Fireworks: Recognizing Regulations for Public Health and Safety this New Year
Jennifer Clarke – for The Record
As the New Year approaches, flags begin to fly and lights begin to blare at the local firework stands. And for many people, even in the Orange and Bridge City communities, fireworks are a staple celebrating the coming of the New Year. The bright colors, the loud pops and booms, and the swirl of flames is a stimulating and exciting experience, perhaps matching the anticipation of opportunities ahead.
But fireworks are heavily regulated, and for good reason. According to the National Fire Protection Association (“NFPA”), “the risk of fire death relative to hours of usage is higher for fireworks than for cigarettes.” And while such a claim may seem unbelievable, when accounting for the “estimated 17,800 reported fires . . . started by fireworks,” which caused significant damage including “an estimated 40 civilian injuries and $32 million in direct property damage,” just in 2011, alone, the importance of public safety becomes paramount. Over the course of four years, NFPA documented an “average of 19,700 fires associated with fireworks per year. . . The largest numbers of these outdoor fires associated with fireworks involved grass fires (6,800 per year), brush fires (4,500), dumpster fires (1,700), unclassified or unknown-type natural or vegetation fires (1,300) and other outside trash, rubbish, or waste fires (1,200).” (http://www.nfpa.org)

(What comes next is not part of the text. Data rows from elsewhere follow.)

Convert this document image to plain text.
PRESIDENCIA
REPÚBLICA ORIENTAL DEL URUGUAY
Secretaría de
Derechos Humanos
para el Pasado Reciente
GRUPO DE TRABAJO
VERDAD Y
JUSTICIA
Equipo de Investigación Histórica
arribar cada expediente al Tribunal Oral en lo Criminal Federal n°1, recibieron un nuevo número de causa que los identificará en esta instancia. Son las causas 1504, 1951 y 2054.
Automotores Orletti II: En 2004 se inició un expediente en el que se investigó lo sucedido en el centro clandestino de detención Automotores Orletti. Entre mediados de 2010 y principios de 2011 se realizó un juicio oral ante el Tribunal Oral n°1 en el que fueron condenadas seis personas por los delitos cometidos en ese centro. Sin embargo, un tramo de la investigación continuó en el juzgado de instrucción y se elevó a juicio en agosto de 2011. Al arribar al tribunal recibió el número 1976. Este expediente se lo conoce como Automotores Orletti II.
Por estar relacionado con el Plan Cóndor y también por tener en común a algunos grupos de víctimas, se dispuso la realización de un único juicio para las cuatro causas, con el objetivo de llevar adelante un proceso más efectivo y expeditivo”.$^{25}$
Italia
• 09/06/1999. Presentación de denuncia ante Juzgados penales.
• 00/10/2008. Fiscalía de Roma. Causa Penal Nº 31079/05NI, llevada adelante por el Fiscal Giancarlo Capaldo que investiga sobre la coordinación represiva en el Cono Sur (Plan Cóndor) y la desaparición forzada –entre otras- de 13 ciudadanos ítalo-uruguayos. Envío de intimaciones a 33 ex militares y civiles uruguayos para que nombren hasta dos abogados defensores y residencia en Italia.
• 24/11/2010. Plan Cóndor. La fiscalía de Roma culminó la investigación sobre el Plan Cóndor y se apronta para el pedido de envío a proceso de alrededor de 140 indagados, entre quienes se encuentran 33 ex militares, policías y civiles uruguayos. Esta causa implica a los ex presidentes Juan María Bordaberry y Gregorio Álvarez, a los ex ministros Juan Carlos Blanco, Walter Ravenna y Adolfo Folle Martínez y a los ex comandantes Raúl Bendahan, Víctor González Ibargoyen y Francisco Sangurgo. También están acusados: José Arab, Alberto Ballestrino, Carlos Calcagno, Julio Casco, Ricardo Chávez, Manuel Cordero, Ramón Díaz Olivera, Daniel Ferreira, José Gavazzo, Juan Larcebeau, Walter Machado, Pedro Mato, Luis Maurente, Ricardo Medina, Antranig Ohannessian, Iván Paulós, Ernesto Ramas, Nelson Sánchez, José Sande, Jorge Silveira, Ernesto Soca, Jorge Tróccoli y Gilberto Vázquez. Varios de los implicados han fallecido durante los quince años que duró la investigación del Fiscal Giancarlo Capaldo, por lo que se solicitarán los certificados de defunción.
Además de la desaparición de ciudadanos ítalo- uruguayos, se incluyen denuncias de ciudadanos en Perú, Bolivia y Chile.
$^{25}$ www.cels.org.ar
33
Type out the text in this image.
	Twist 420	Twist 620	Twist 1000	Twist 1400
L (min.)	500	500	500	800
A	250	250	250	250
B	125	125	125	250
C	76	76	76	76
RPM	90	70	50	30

The fires resulted in the deaths of an average of four people a year, “while data from death certificates show that five people per year were killed directly by fireworks” (NFPA). The amount of property damage and physical injury necessitates many cities and municipalities enforce safety restrictions to protect the public.
Anyone participating in an event that will involve fireworks or high levels of noise are expected to request a permit. The City of Orange requires that anyone who intends to create a firework display request a permit ten days prior to the event, and there are criteria that must be met to receive approval. Under Article 5.400 § 2(a), it is unlawful for anyone to “possess, store, manufacture, display, purchase, acquire, sell, offer for sale, sell at retail, or use, discharge or explode any Fireworks.” Without approval from the Fire Marshall, fireworks are not allowed within the corporate boundaries of the City of Orange.
While fire is a serious hazard, noise also contributes to the existing legislation. Many cities and municipalities regulate noise levels and put restrictions on the times certain types of noises are allowed. According to Preventative Vet, July 5th is the busiest day at animal shelters, and the cause is fireworks, but “according to the ASPCA, the National Council on Pet Population Study and Policy estimates that fewer than 2% of cats and only 15-20% of dogs entering shelters are ever reunited with their families” (http://www.preventivevet.com). Animals are not the only ones who suffer from the effects of fireworks. “According to the U.S. Department of Veteran Affairs, up to 20% of military personnel who served in Iraq or Afghanistan experience PTSD each year,” and the startle response can often trigger problems for these men and women. (time.com). There are yard signs available through www.militarywithptsd.org, but while the group mailed “2,500 signs,” as of July 1, 2015, “3,000 people remain on a waiting list” (time.com).
The City of Bridge City prohibits fireworks under the noise control ordinance. “As soon as they start up, we start receiving calls,” says Judy with Bridge City Police Department. The city prohibits the fireworks under Article III § 13-41 which generally prohibits noises, “(a) Any unreasonably loud, disturbing, unnecessary noise which causes material distress, discomfort, or injury to persons of ordinary sensibilities in the immediate vicinity thereof is hereby declared to be a nuisance, and is prohibited; and (b) Any noise of such character, intensity, and continued duration, which substantially interferes with the comfortable enjoyment of private homes by person of ordinary sensibilities, is declared to be a nuisance in violation of this article.”
Citizens generally call due to the excessive noise which scares small children, wakes people, and causes problems to the public according to the Bridge City Police Department. The police do respond to these calls.
The purpose of regulations is not to dim the celebration of any time honored tradition, but rather to protect the health and safety of the public. Citizens are encouraged to celebrate responsibly within the existing restrictions.